The festival's patrons are Abhishek Bachchan, Prof. Rachel Dwyer, Lord Diljit Rana, Sunita Sangar, Sabiha Sumar and Meera Syal.

== Festival films ==
The 21st Edition of UKAFF was held on 27 March – 4 May 2019, with the festival in London, Edinburgh, Glasgow, Leicester and Manchester. The Short Film Competition Winner was Belmaya Nepali for Educate our daughters, the Youth Curated Choice Award was for film Chegu, Best Documentary to Roopa Barua for Daughters of the Polo God, Best Director to Madhumita for KD, Best Actor to Rasika Duggal for Hamid, Best Film to Hamid and Audience Choice Best Film to Pinky Memsaab.

The 16th Edition of LAFF was held on 1–14 June 2014. The Festival was opened by Nagesh Kukunoor's film on child trafficking Lakshmi. The UK Pakistani collaboration Tamanna had its UK premier at the festival on 8 June 2014.

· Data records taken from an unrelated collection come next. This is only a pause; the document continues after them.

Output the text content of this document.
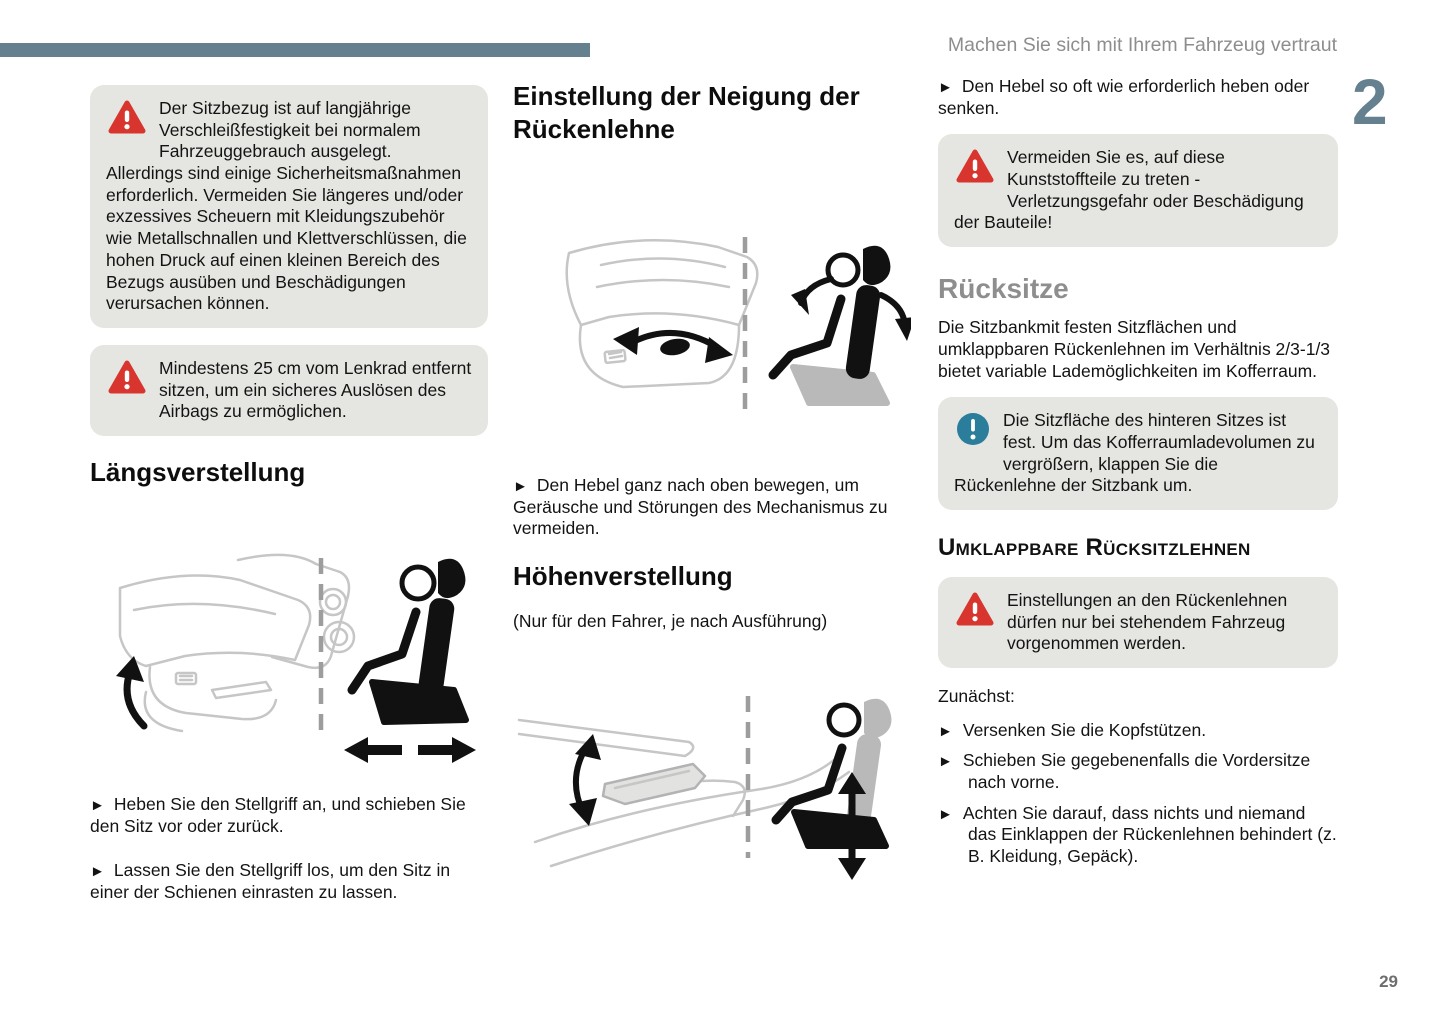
Machen Sie sich mit Ihrem Fahrzeug vertraut
2
29
Der Sitzbezug ist auf langjährige Verschleißfestigkeit bei normalem Fahrzeuggebrauch ausgelegt. Allerdings sind einige Sicherheitsmaßnahmen erforderlich. Vermeiden Sie längeres und/oder exzessives Scheuern mit Kleidungszubehör wie Metallschnallen und Klettverschlüssen, die hohen Druck auf einen kleinen Bereich des Bezugs ausüben und Beschädigungen verursachen können.
Mindestens 25 cm vom Lenkrad entfernt sitzen, um ein sicheres Auslösen des Airbags zu ermöglichen.
Längsverstellung

► Heben Sie den Stellgriff an, und schieben Sie den Sitz vor oder zurück.

► Lassen Sie den Stellgriff los, um den Sitz in einer der Schienen einrasten zu lassen.

Einstellung der Neigung der Rückenlehne

► Den Hebel ganz nach oben bewegen, um Geräusche und Störungen des Mechanismus zu vermeiden.

Höhenverstellung

(Nur für den Fahrer, je nach Ausführung)

► Den Hebel so oft wie erforderlich heben oder senken.

Vermeiden Sie es, auf diese Kunststoffteile zu treten - Verletzungsgefahr oder Beschädigung der Bauteile!
Rücksitze

Die Sitzbankmit festen Sitzflächen und umklappbaren Rückenlehnen im Verhältnis 2/3-1/3 bietet variable Lademöglichkeiten im Kofferraum.

Die Sitzfläche des hinteren Sitzes ist fest. Um das Kofferraumladevolumen zu vergrößern, klappen Sie die Rückenlehne der Sitzbank um.
Umklappbare Rücksitzlehnen
Einstellungen an den Rückenlehnen dürfen nur bei stehendem Fahrzeug vorgenommen werden.

Zunächst:

► Versenken Sie die Kopfstützen.

► Schieben Sie gegebenenfalls die Vordersitze nach vorne.

► Achten Sie darauf, dass nichts und niemand das Einklappen der Rückenlehnen behindert (z. B. Kleidung, Gepäck).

At the 14th LAFF in 2012 Pakistani films won three awards for the first time in the festival's history. Bol won three awards: Humaima Malik won Best Film Actress, Shoaib Mansoor won the award for Best Film and Amr Kashmiri won the award for Best New Talent, and Rahat Fateh Ali Khan won Best Music Talent Award for the song Koi Dil Mein from the film Tamanna.

Other films to have premiered at LAFF include Fire, Godmother, Khamosh Pani, Barfi, Bhopal: A Prayer For Rain, Waiting, Manto, Rang Rasiya, Margarita with a Straw, Seedlings (Lamha) and Good Morning Karachi.